Сущий ад я наблюдала лишь однажды, причем в облегченной версии. Посмотрела своими глазами, как это бывает, когда пришлецы вдруг обнаруживают, что им есть чем поживиться, и пускаются во все тяжкие. Это случилось два года назад; мне тогда исполнилось четырнадцать. И, разумеется, летом – не зимой же: зимой все поселения худо-бедно защищены снегом и холодом. Анстонов Родник был – и остается – симпатичным местечком, где живут симпатичные люди. Примерно тридцать семей – достаточно, чтобы обзавестись своей торговлей и складом. И пришлецы решили, что Анстонов Родник уже разросся до такой степени, что пора уделить ему внимание.
Я в ту ночь спала, как дитя, и меня подняла на ноги монастырская тревога. Учитель Кедо уже барабанил в мою дверь, пока я кое-как натягивала сапоги. «Призывай!» – крикнул он, и я призвала своих Гончих, а за моей дверью, в коридоре, уже толкались четыре Гончие Кедо. Они все смешались в одну стаю, и мы помчались к остальным. Те ждали снаружи, на снегу. Из Монастыря высыпали все его обитатели до единого – да, именно так: все до единого, от мала до велика. Кто-то с магией и с Гончими, кто-то с оружием.

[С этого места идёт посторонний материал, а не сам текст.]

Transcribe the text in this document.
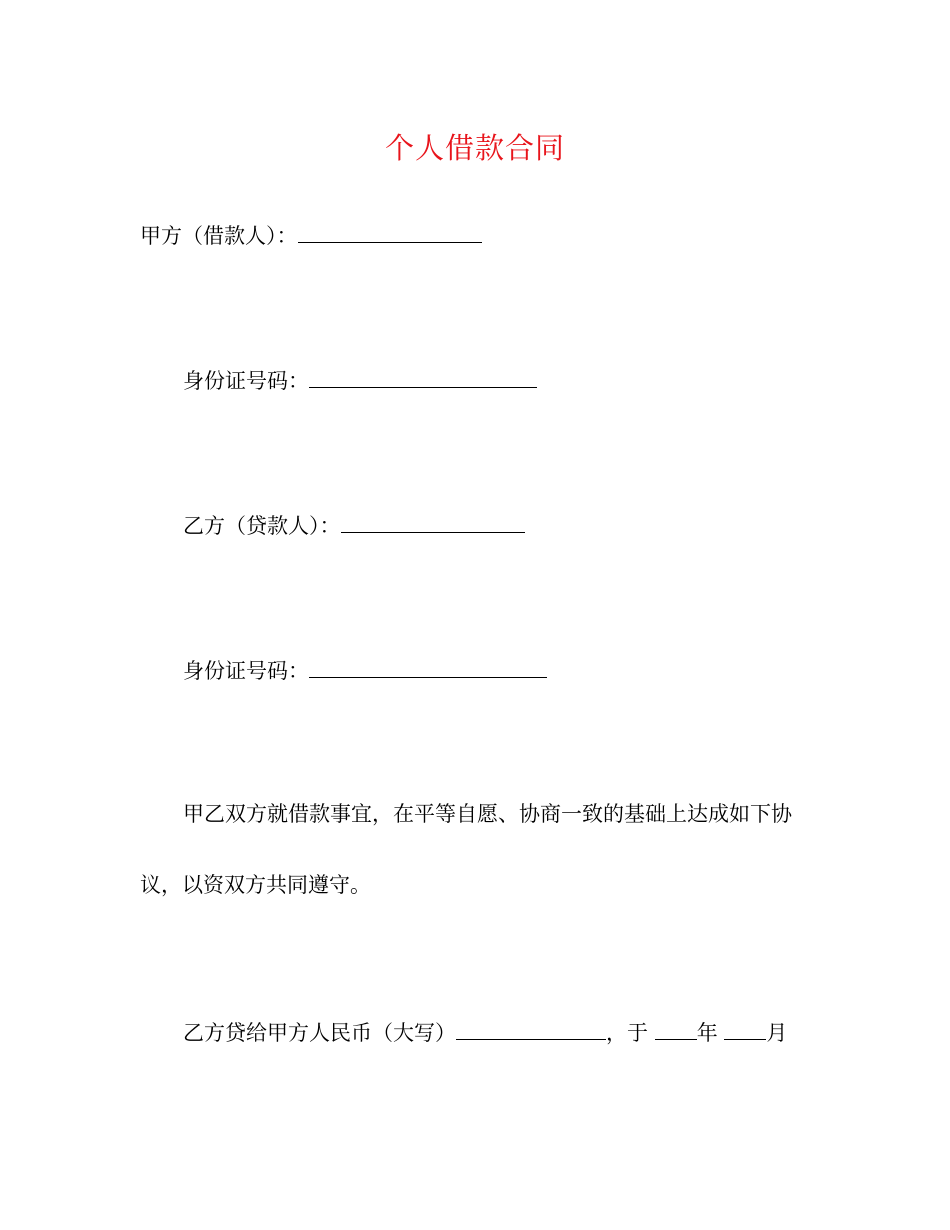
个人借款合同
甲方（借款人）：
身份证号码：
乙方（贷款人）：
身份证号码：
甲乙双方就借款事宜，在平等自愿、协商一致的基础上达成如下协议，以资双方共同遵守。
乙方贷给甲方人民币（大写）	，于 年 月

Пока мы неслись к Анстонову Роднику, примерно треть домов уже заполыхали, и повсюду на улицах чудовища кидались на людей, пытавшихся дать им отпор. А за частоколом, сразу за деревней, чудовищ было еще больше, и Кедо отправил меня туда. Мы с Гончими… В общем, та ночь вся как-то смазалась в моей памяти. Я много стреляла – и магией тоже пользовалась вовсю, но по большей части стреляла. А Гончие задавали жару моим противникам, не подпуская их ко мне. Кедо вручил мне автомат Калашникова с трассирующими пулями, и пришлецам это определенно не понравилось. Перелом наступил, когда к нам на выручку подоспели другие Охотники из окрестных поселений. К рассвету мы вышвырнули пришлецов из Анстонова Родника. Тела, которые не развоплотились, пришлецы, видимо, забрали с собой. Треть домов сгорело, но в остальном нам дико повезло… Только двое погибших, хотя почти все не-Охотники пострадали: кто ранен, кто обожжен. Как сказал Пер Анстон: «Мы можем возродиться. Но мы не можем воскреснуть».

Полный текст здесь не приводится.